Tuesday, January 08, 2013
***Note to those with eating disorders: This post may be triggering.
Since joining SparkPeople a little over two weeks ago, I haven't had much of a struggle with disordered thoughts regarding eating. I was proud of myself, but should have realized that it wasn't going to last forever.
When I joined, I set a minimum/maximum calorie goal on the web site that I had worked with out a dietitian. It is low enough that I can safely lose one to one and a half pounds per week. I also set a goal that I would never go below that calorie minimum, as restricting and skipping meals was my biggest catch in the past when it came to eating disorders.
Today, I had eaten a larger breakfast and simply wasn't hungry when lunch time rolled around. I skipped lunch for the most part, having only a vegetable egg roll and water. This put me below my minimum calorie intake, as I sat, looking at the pretty number and how I had managed to deprived myself and how much weight I was going to lose. To make matters worse, I was wearing a pair of jeans which happen to be a bit baggy, boosting my confidence all that much more.
My thinking wasn't entirely rational, I mean, I was 112 calories short, which isn't going to cause a huge weight loss. That is how eating disorders start. One little lie to yourself after another. But this time, I caught myself in the middle of the thought.
What if I had gone forward, letting that "little bit" slide? Feeling good about myself, I might step on the scale tomorrow to find that I hadn't really lost, and now I might tell myself that I'm eating far to much and need to cut back even more. Or if the scale shows a loss, the victorious feeling will be short lived, quickly followed by the desire to lose more. Then, since I'd cut back the day before, just a bit, I could cut back some more. But it wouldn't stop. It would lead to lies to my health care workers, just a few more pounds or a few less calories.
I recognized that this could be the first step toward me sliding back down the hill of disaster. And I said, "NOT TODAY." Instead, I choose this day to be another among many days in a long, hard journey toward a healthier me. A me who chooses healthy choices over the lies her mind tries to feed her body.

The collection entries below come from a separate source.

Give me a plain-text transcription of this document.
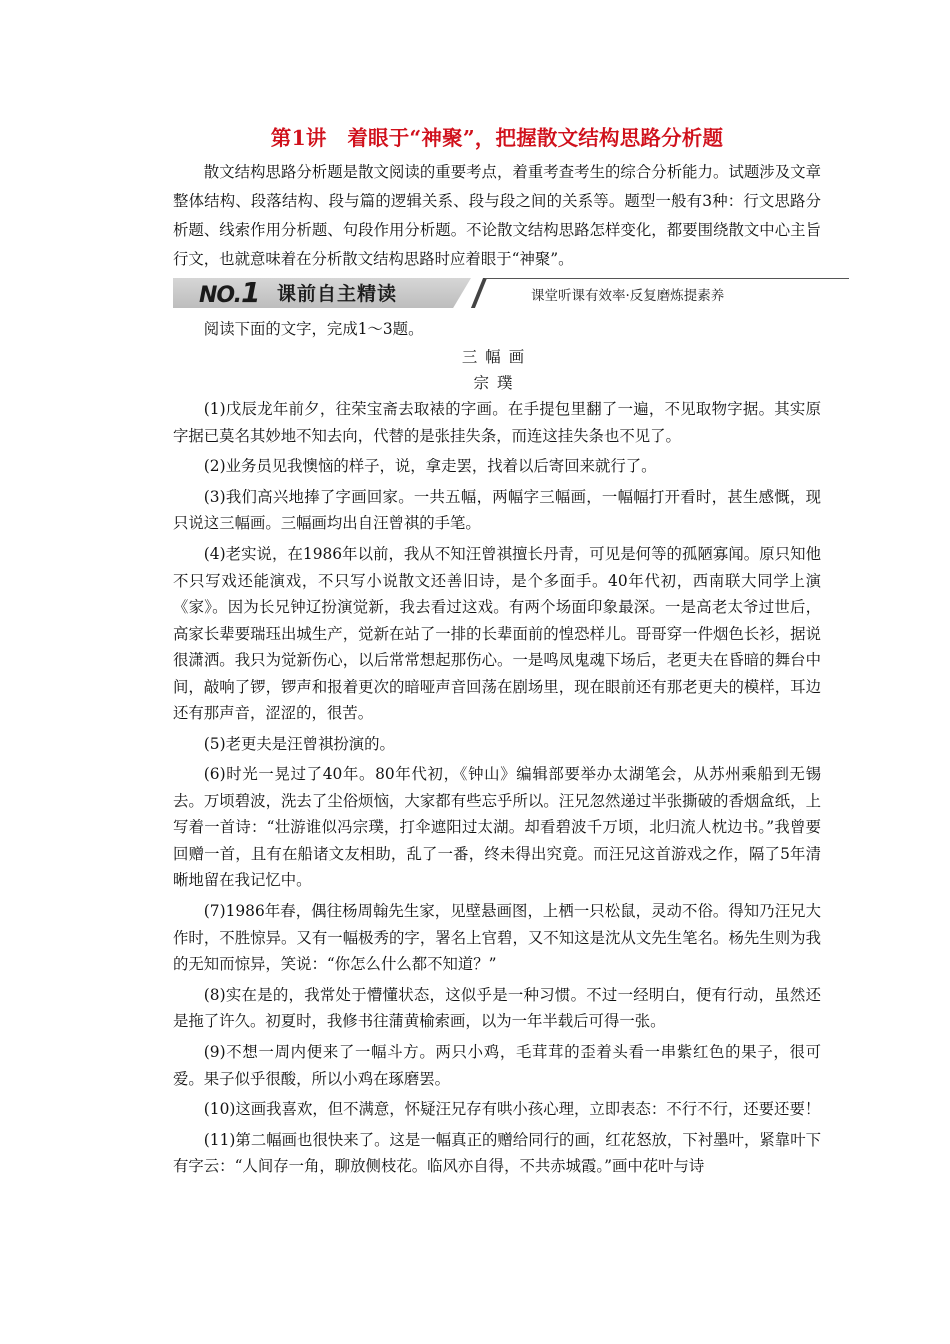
第1讲　着眼于“神聚”，把握散文结构思路分析题

散文结构思路分析题是散文阅读的重要考点，着重考查考生的综合分析能力。试题涉及文章整体结构、段落结构、段与篇的逻辑关系、段与段之间的关系等。题型一般有3种：行文思路分析题、线索作用分析题、句段作用分析题。不论散文结构思路怎样变化，都要围绕散文中心主旨行文，也就意味着在分析散文结构思路时应着眼于“神聚”。

NO.1 课前自主精读	课堂听课有效率·反复磨炼提素养

阅读下面的文字，完成1～3题。

三幅画
宗璞

(1)戊辰龙年前夕，往荣宝斋去取裱的字画。在手提包里翻了一遍，不见取物字据。其实原字据已莫名其妙地不知去向，代替的是张挂失条，而连这挂失条也不见了。

(2)业务员见我懊恼的样子，说，拿走罢，找着以后寄回来就行了。

(3)我们高兴地捧了字画回家。一共五幅，两幅字三幅画，一幅幅打开看时，甚生感慨，现只说这三幅画。三幅画均出自汪曾祺的手笔。

(4)老实说，在1986年以前，我从不知汪曾祺擅长丹青，可见是何等的孤陋寡闻。原只知他不只写戏还能演戏，不只写小说散文还善旧诗，是个多面手。40年代初，西南联大同学上演《家》。因为长兄钟辽扮演觉新，我去看过这戏。有两个场面印象最深。一是高老太爷过世后，高家长辈要瑞珏出城生产，觉新在站了一排的长辈面前的惶恐样儿。哥哥穿一件烟色长衫，据说很潇洒。我只为觉新伤心，以后常常想起那伤心。一是鸣凤鬼魂下场后，老更夫在昏暗的舞台中间，敲响了锣，锣声和报着更次的暗哑声音回荡在剧场里，现在眼前还有那老更夫的模样，耳边还有那声音，涩涩的，很苦。

(5)老更夫是汪曾祺扮演的。

(6)时光一晃过了40年。80年代初，《钟山》编辑部要举办太湖笔会，从苏州乘船到无锡去。万顷碧波，洗去了尘俗烦恼，大家都有些忘乎所以。汪兄忽然递过半张撕破的香烟盒纸，上写着一首诗：“壮游谁似冯宗璞，打伞遮阳过太湖。却看碧波千万顷，北归流人枕边书。”我曾要回赠一首，且有在船诸文友相助，乱了一番，终未得出究竟。而汪兄这首游戏之作，隔了5年清晰地留在我记忆中。

(7)1986年春，偶往杨周翰先生家，见壁悬画图，上栖一只松鼠，灵动不俗。得知乃汪兄大作时，不胜惊异。又有一幅极秀的字，署名上官碧，又不知这是沈从文先生笔名。杨先生则为我的无知而惊异，笑说：“你怎么什么都不知道？”

(8)实在是的，我常处于懵懂状态，这似乎是一种习惯。不过一经明白，便有行动，虽然还是拖了许久。初夏时，我修书往蒲黄榆索画，以为一年半载后可得一张。

(9)不想一周内便来了一幅斗方。两只小鸡，毛茸茸的歪着头看一串紫红色的果子，很可爱。果子似乎很酸，所以小鸡在琢磨罢。

(10)这画我喜欢，但不满意，怀疑汪兄存有哄小孩心理，立即表态：不行不行，还要还要！

(11)第二幅画也很快来了。这是一幅真正的赠给同行的画，红花怒放，下衬墨叶，紧靠叶下有字云：“人间存一角，聊放侧枝花。临风亦自得，不共赤城霞。”画中花叶与诗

It wasn't easy. I'll admit, I cried through every bite of the protein bar I chose to eat. The lies continued, telling me of the fat each bite was putting onto my body. I cried entering my snack into the nutrition tracker on the web site, as I saw the calories remaining today flip to 0.
To make matters worse, between the time of loading the nutrition tracker and finally entering the information, the clock ticked past midnight - resetting the calories remaining to eat today ticker on my start page. The idea of doing this fight again tomorrow is exhausting. But that is a fight for tomorrow.